Cookie Monster Day


Cookie Monster Day celebrates the popular Sesame Street character, Cookie Monster, and takes place on his birthday. Cookie Monster was created by Muppet creator Jim Henson. Before debuting on Sesame Street in 1969, the monster that would become Cookie Monster got his start in 1966 as a "Wheel-Stealer" on an unaired General Mills commercial for a snack food. The following year the monster was featured in an IBM training film that included a self-destructing "coffee break machine". On October 8, 1967, this skit appeared on The Ed Sullivan Show. The Cookie Monster prototype next appeared as Arnold in three commercials for Munchos, a potato snack from Frito-Lay. Henson could have kept making more commercials with the monster, but brought him to Sesame Street instead.

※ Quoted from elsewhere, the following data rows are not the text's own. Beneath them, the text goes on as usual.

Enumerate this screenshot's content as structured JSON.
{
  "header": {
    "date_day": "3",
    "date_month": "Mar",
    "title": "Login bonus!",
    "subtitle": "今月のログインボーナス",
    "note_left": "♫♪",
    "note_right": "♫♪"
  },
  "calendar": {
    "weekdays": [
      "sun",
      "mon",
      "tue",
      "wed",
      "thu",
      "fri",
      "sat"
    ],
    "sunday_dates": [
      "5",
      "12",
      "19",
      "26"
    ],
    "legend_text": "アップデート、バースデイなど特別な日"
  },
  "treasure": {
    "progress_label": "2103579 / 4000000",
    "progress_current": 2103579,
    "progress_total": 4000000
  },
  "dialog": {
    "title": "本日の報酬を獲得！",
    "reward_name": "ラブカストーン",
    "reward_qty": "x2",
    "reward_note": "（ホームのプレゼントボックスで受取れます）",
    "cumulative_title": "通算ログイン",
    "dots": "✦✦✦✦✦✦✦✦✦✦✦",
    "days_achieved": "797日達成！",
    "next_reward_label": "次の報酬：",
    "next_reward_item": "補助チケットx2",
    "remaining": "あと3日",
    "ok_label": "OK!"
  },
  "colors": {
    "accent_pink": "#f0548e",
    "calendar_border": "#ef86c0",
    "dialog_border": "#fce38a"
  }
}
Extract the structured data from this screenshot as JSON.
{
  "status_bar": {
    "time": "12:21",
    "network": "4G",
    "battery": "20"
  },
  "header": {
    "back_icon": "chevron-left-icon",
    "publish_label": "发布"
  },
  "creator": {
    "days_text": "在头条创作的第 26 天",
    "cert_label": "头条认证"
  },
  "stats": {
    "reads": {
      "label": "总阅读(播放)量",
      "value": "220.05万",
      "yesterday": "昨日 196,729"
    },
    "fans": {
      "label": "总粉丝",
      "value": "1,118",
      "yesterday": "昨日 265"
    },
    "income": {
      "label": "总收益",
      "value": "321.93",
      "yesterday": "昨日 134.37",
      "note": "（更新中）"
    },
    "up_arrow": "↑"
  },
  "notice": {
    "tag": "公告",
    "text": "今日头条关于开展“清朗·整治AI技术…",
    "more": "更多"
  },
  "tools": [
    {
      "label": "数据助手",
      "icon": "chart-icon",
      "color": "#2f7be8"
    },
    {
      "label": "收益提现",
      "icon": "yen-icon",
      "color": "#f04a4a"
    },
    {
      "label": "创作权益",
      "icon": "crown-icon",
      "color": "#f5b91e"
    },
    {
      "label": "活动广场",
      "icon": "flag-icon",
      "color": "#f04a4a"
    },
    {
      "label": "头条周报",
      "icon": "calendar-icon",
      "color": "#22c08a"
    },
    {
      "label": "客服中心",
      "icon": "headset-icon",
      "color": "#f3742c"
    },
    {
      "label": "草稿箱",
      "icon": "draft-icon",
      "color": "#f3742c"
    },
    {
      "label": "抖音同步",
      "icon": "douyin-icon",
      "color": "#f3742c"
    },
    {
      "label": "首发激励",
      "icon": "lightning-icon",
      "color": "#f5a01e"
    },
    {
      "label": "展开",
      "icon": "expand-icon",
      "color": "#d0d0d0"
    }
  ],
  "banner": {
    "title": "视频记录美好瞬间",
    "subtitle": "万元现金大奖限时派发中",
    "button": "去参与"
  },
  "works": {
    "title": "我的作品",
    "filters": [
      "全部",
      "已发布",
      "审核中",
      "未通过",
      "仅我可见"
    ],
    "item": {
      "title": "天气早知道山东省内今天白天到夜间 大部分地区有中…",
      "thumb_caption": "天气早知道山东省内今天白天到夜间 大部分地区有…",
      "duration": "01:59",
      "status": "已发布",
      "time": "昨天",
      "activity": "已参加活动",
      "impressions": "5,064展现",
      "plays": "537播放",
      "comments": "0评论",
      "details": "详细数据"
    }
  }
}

When Cookie Monster first appeared on Sesame Street, his role was undefined and he didn't have a name. But, by the second season he came into his own, and became one of the most popular characters on the show. He is known for his blue fur, googly eyes, simple language ("Me want cookie!"), and appetite to eat everything—not just cookies. There has been some concern that Cookie Monster encourages unhealthy eating, but Cookie Monster himself has even sang about eating healthy food. However, the song he is most known for is "C is for Cookie". He was played by Frank Oz until 2001, when David Rudman started doing most of the puppet's portrayals.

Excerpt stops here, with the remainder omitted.